A few more clues about entering a Holy Lent in this place...

Right now I'm listening to Pentangle -one of my favorite Celtic/jazz bands of the 60s - and thinking about entering a Holy Lent.  It is snowing - again - and my wife just gave me a fascinating book because she said, "It made me think of you."  Pilgrimage to Dzhvari, is the spiritual biography of a Georgian woman and her son taking up residence in a remote Orthodox monastery in the ebbing days of Soviet communism.  She knows that I have long been fascinated with the monastic life even though I am so thoroughly woven into the web of popular culture and the realm of the arts. A challenging paradox, to be sure!

So all of these things have been swimming around inside me for a while as I try to discern how God might be calling us to enter a Holy Lent this year.  I am particularly concerned with what might be a good way to help the faith community explore and embrace the deeper wisdom of Lent.  We have been experimenting with going beyond the forms for a few years - and many did not even know the forms when we started - but that no longer seems satisfying.  This year we are being called to go deeper...

I started to get some clues during our last two band practices where we spent time talking about Good Friday.  This year it seems like we're going to focus on betrayal stories of the garden before getting to the Cross.  They are so rich - and challenging - and compelling, too.  A few songs have popped up for this emphasis from Queen's "Under Pressure" and Paul Simon's "Bridge Over Troubled Water" to Luka Bloom's "The One" and a jazzy, upside-down look at "What Child Is This?" in the context of Christ's words to his mother from the Cross.  Probably Leonard Cohen's "Anthem" to bring things to a close.

Two other clues came to me this weekend while reviewing the poetry and art for Lent suggested by the "Behold: Arts for the Church Year" series published by Wood Lake Books of Canada.  These quotes from Douglas John Hall and Martin Luther seem to move me towards Lent, too:

+ Douglas John Hall:  God does not meet our need for security only with a refusal and rebuff.

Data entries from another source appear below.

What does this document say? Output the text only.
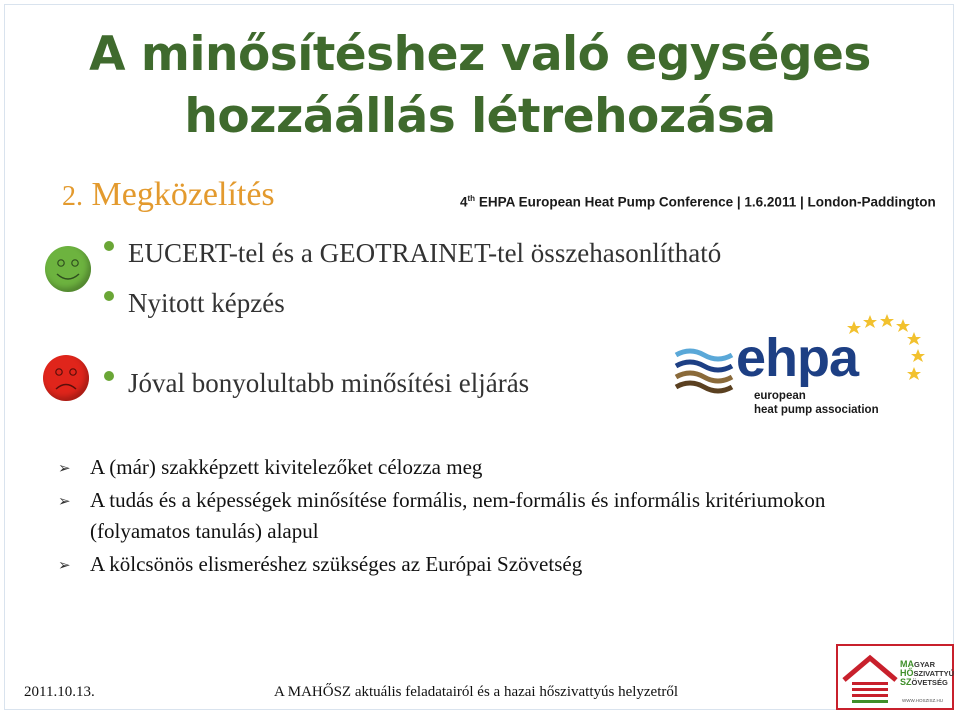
A minősítéshez való egységes
hozzáállás létrehozása
2. Megközelítés	4th EHPA European Heat Pump Conference | 1.6.2011 | London-Paddington
EUCERT-tel és a GEOTRAINET-tel összehasonlítható
Nyitott képzés
Jóval bonyolultabb minősítési eljárás	ehpa
european
heat pump association
➢ A (már) szakképzett kivitelezőket célozza meg
➢ A tudás és a képességek minősítése formális, nem-formális és informális kritériumokon (folyamatos tanulás) alapul
➢ A kölcsönös elismeréshez szükséges az Európai Szövetség
2011.10.13.	A MAHŐSZ aktuális feladatairól és a hazai hőszivattyús helyzetről
MAGYAR
HŐSZIVATTYÚ
SZÖVETSÉG
WWW.HOSZISZ.HU
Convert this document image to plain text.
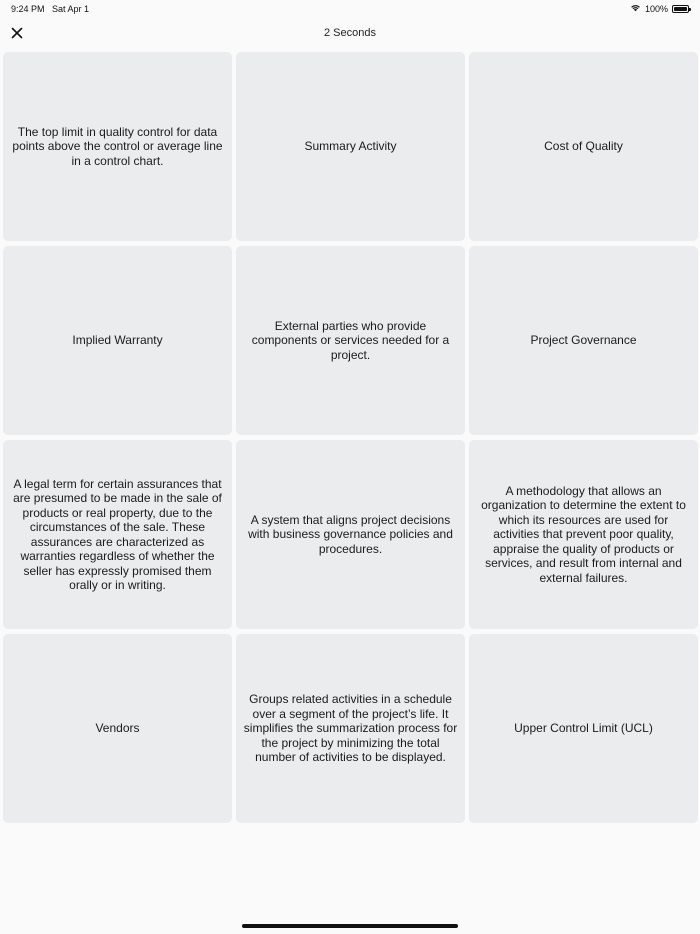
9:24 PM Sat Apr 1	100%
2 Seconds
The top limit in quality control for data points above the control or average line in a control chart.
Summary Activity	Cost of Quality
Implied Warranty
External parties who provide components or services needed for a project.
Project Governance
A legal term for certain assurances that are presumed to be made in the sale of products or real property, due to the circumstances of the sale. These assurances are characterized as warranties regardless of whether the seller has expressly promised them orally or in writing.
A system that aligns project decisions with business governance policies and procedures.
A methodology that allows an organization to determine the extent to which its resources are used for activities that prevent poor quality, appraise the quality of products or services, and result from internal and external failures.
Vendors
Groups related activities in a schedule over a segment of the project’s life. It simplifies the summarization process for the project by minimizing the total number of activities to be displayed.
Upper Control Limit (UCL)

God offers us an alternative to certitude. It is called trust. God reveals Godself as one who may be trusted. Sight, or the kind of finality that sight seems to make possible, is not given... Certitude is denied; confidence is made possible. Consider that word - confidence - literally, in the Latin, it means living with (con) faith (fide.)

+ Martin Luther: This life, therefore, is not godliness, but the process of becoming godly, not health but getting well, not being but becoming, not rest but exercise.  We are not now what we shall be, but we are on the way. The process is not yet finished, but it is actively going on. This is not the goal, but it is the right road.

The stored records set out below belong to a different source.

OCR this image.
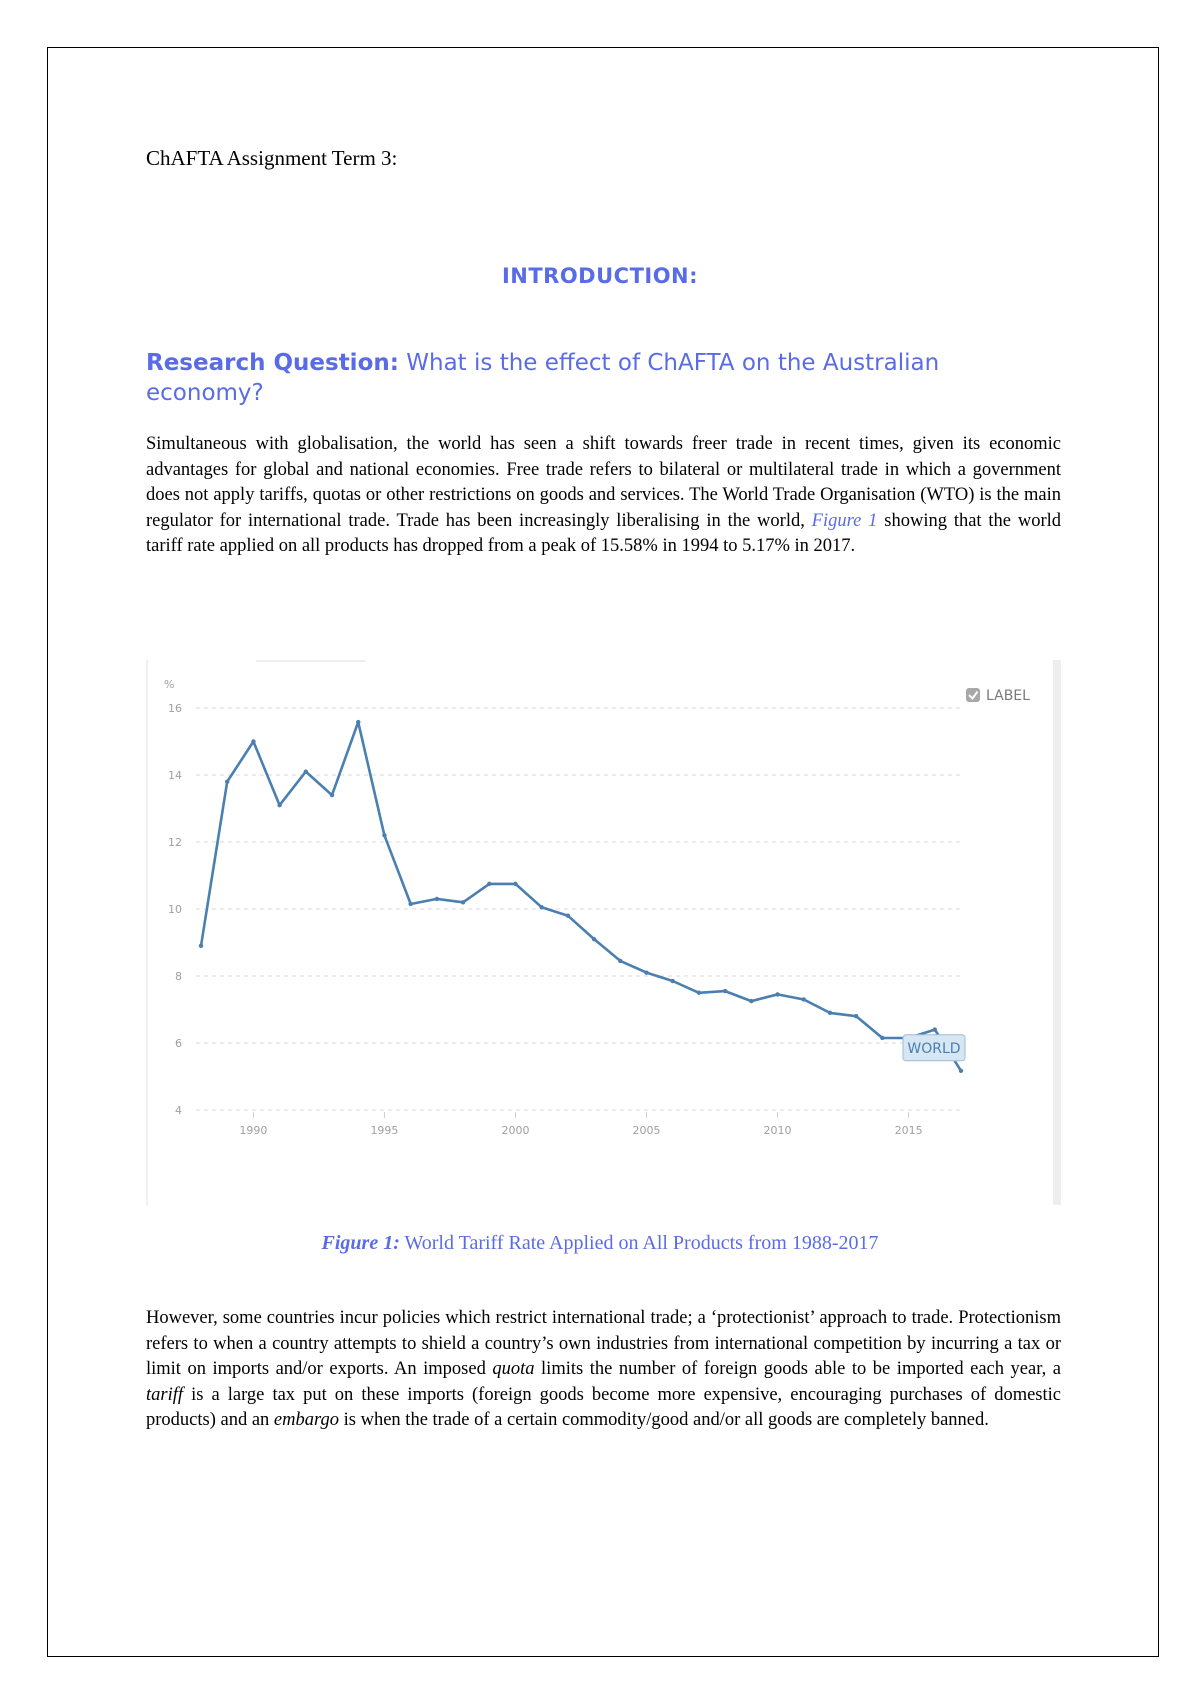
ChAFTA Assignment Term 3:
INTRODUCTION:
Research Question: What is the effect of ChAFTA on the Australian economy?
Simultaneous with globalisation, the world has seen a shift towards freer trade in recent times, given its economic advantages for global and national economies. Free trade refers to bilateral or multilateral trade in which a government does not apply tariffs, quotas or other restrictions on goods and services. The World Trade Organisation (WTO) is the main regulator for international trade. Trade has been increasingly liberalising in the world, Figure 1 showing that the world tariff rate applied on all products has dropped from a peak of 15.58% in 1994 to 5.17% in 2017.
4
6
8
10
12
14
16
1990	1995	2000	2005	2010	2015
%
LABEL
WORLD
Figure 1: World Tariff Rate Applied on All Products from 1988-2017
However, some countries incur policies which restrict international trade; a ‘protectionist’ approach to trade. Protectionism refers to when a country attempts to shield a country’s own industries from international competition by incurring a tax or limit on imports and/or exports. An imposed quota limits the number of foreign goods able to be imported each year, a tariff is a large tax put on these imports (foreign goods become more expensive, encouraging purchases of domestic products) and an embargo is when the trade of a certain commodity/good and/or all goods are completely banned.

That's when it hit me:  after looking at the arch of the stories in the Common Lectionary for Lent - a collection that takes Jesus from the wilderness of Ash Wednesday to the healing of his friend Lazarus just outside of Jerusalem - this is about the rhythm of feasting and fasting in the shadow of the Cross.  It is, in other words, a spirituality "that teaches us, or has taught most of us, how to deal with failure. We learn at a very young age that failure is the norm in life... errors are part of the game, part of its rigorous truth." (Ernest Kurtz, A Spirituality of Imperfection)

So why not see what the journey and rhythm of Jesus has to say about entering and honoring our failures; specifically, could there be a dialogue between the gospel texts and the five touchstones of wisdom offered in a spirituality of imperfection?  I think so... and it looks like this to me right now.

+ Lent One:  Matthew 4 – the wilderness/temptation corresponds to the insight of release

+ Lent Two:  John 3 – born again corresponds to the insight of humility

+ Lent Three:  John 4 – the Samaritan woman at the well corresponds to the insight of gratitude

+ Lent Four:  John 9 – healing a blind man on the Sabbath corresponds to the insight of forgiveness as the key to our life

+ Lent Five:  John 11 – the healing of Lazarus corresponds to the insight of living out of a deep spiritual home

We'll see how thus unfolds.  I'm already thinking I want to use some similar themes from the Rule of Benedict as unpacked by Joan Chittister in Wisdom Distilled for the Daily. But for right now... a few more of the clues are becoming clearer. Time to chill a bit - practice my bass - and head out for some jazz workouts later tonight. 


SGF said…
I feel it will be a deeper and more meaningful lenten season as I read.
RJ said…
Hey brother... glad to hear from you.